From Wikipedia, the free encyclopedia

Temporarily userfying per request at Wikipedia:Deletion review/Content review. Userfied on October 30, 2007.


BGenomic databases, including complete genomes such as the human genome, have been set up in an effort to help biologists in their research. Most of these databases are publicly available for consulting.

We automatically retrieve new releases when major updates for these databanks become available. Between two major releases, minor updates and corrections are also retrieved and installed in order to maintain up-to-date databases. Databases and tools are accessible on the web server ( http://genouest.org/) under Banks item.

National Project Biomaj (BIOlogie Mise A Jour) :

Biological knowledge, in proteomics and genomics context is mainly based on transitive bioinformatics analyzes consisting in periodic comparison of data newly produced again corpus of known information. This approach needs on one hand accurate bioinformatics softwares, pipelines, interfaces... and on another hand numerous heterogeneous biological banks, which are distributed around the world.

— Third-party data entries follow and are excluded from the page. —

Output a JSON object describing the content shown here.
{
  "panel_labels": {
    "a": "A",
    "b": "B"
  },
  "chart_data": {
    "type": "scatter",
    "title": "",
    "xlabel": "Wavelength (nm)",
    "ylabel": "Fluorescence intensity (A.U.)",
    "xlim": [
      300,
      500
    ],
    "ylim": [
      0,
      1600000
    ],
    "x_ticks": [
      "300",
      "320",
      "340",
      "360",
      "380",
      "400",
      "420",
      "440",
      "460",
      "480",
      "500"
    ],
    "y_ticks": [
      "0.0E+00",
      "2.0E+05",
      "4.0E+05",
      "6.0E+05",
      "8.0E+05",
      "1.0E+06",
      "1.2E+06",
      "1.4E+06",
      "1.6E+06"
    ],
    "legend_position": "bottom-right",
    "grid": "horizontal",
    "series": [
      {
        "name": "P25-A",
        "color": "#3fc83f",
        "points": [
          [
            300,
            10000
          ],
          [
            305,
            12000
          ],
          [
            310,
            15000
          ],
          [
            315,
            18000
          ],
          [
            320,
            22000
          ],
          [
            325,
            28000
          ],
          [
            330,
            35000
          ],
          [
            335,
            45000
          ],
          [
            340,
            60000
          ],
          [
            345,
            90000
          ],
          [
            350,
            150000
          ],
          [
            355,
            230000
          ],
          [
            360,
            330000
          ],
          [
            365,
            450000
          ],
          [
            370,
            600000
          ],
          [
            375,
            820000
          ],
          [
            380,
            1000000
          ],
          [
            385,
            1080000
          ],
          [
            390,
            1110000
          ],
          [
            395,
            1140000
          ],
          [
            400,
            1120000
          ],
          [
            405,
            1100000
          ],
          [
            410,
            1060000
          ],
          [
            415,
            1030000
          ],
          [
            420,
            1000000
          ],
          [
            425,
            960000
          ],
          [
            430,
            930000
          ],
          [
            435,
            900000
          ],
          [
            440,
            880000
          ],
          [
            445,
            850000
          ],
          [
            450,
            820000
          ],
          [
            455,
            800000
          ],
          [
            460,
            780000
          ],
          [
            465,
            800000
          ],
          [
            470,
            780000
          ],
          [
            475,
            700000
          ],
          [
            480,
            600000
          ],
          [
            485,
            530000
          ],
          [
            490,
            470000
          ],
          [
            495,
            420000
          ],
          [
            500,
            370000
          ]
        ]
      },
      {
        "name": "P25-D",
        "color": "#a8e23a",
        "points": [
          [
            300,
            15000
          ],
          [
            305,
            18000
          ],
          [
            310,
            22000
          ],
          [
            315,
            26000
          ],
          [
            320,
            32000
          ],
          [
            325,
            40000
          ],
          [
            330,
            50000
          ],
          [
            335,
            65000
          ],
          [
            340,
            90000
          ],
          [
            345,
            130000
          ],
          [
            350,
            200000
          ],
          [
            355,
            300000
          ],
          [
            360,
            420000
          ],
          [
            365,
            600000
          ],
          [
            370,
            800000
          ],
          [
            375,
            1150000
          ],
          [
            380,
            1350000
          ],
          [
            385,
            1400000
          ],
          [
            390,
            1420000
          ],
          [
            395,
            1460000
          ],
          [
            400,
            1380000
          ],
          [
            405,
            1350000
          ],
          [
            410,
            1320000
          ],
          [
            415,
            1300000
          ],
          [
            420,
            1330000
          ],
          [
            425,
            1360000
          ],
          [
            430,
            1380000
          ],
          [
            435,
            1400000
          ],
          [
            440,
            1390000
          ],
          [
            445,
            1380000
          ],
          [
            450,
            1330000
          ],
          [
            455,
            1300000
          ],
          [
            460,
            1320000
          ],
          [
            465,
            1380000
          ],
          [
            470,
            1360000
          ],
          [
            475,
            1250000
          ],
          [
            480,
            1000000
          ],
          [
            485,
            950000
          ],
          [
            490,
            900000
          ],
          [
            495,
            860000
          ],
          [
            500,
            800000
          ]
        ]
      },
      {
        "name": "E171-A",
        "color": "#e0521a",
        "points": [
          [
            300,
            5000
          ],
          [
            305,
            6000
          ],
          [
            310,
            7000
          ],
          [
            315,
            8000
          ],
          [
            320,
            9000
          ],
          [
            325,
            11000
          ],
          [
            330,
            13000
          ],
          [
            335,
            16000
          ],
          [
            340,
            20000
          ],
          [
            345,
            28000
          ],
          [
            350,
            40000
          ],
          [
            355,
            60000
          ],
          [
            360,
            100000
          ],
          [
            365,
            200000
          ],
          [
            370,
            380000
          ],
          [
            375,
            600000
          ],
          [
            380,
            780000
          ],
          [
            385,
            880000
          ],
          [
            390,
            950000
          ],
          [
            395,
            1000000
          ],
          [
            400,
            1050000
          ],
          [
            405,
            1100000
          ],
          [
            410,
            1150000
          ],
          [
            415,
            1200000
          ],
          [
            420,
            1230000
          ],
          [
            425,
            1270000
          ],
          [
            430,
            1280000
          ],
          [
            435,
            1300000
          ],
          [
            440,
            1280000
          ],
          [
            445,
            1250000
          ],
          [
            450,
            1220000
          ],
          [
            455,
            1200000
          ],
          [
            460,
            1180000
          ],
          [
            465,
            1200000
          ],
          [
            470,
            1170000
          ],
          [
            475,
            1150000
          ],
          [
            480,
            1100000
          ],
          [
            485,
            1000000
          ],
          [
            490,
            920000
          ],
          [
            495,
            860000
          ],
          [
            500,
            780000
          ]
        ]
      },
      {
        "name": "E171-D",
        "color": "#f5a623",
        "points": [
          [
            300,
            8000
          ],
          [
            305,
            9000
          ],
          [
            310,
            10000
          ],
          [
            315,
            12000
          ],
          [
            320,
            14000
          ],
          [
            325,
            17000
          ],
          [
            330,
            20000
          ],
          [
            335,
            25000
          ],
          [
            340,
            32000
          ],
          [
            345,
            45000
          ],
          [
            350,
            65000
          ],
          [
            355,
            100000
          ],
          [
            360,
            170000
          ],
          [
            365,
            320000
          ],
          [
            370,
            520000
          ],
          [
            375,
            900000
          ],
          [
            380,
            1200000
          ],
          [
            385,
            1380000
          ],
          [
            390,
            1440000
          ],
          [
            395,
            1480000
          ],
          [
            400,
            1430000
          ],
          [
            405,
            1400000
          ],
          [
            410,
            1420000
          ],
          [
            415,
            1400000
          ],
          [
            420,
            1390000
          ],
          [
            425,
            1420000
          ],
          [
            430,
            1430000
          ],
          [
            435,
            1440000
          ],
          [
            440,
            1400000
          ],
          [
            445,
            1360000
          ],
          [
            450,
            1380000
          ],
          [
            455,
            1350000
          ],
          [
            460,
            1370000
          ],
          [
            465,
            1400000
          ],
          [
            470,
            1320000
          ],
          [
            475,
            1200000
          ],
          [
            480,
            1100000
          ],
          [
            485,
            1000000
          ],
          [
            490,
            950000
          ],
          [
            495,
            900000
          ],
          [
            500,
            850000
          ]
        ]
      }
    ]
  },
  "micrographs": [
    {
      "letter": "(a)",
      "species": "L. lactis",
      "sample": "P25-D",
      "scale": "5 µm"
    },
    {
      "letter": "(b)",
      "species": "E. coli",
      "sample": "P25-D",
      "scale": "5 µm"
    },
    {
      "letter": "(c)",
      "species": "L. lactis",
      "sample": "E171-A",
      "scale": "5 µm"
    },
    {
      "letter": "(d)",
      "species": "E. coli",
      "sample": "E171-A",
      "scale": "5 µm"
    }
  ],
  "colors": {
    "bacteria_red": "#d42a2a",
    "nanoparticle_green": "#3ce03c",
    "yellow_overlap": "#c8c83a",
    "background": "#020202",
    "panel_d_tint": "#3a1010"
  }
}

A data integration process is obviously an essential preliminary step. This represents a major challenge and bottleneck in bioinformatics. These biological data banks contain a mass of heterogeneous data (all in different formats) and very bulky (Tera bytes). These banks, after their recovery, must undergo various post treatments more or less personalized upstream of their use via various bioinformatics software (blast, SRS, emboss, gcg, ...). The banks frequency update scale is variable, and may vary, according to the source, from daily to several times per year. With the growing number of complete genomes and others genomics data sources increase rapidly. Moreover, the nature and the number of the banks are in constant evolution; the data between sources are cross-linked. The maintenance task is complex and heavy. A first stake consists in automating the process of updating the data banks for the administrator. Another significant stake to resolve is for the "quality" of service, providing to the users a clear vision of the integrity of data (state, exact origin, ... ) constitutive of their workspaces.

Biomaj is a joint development between three bioinfomatics platforms : INRA Toulouse (David Allouche), INRA Jouy-en-Josas (Christophe Caron) and our platform genouest.org. Biomaj is written using state-of-the-art technologies (java, xml, ..) and is based on a parametrisable workflow engine. Post processes are written for the usual formats (gcg, blast, srs, ...) and are easily customisable at user's needs. Biomaj is currently under heavy tests and will be relased under an opensource licence in May 2007.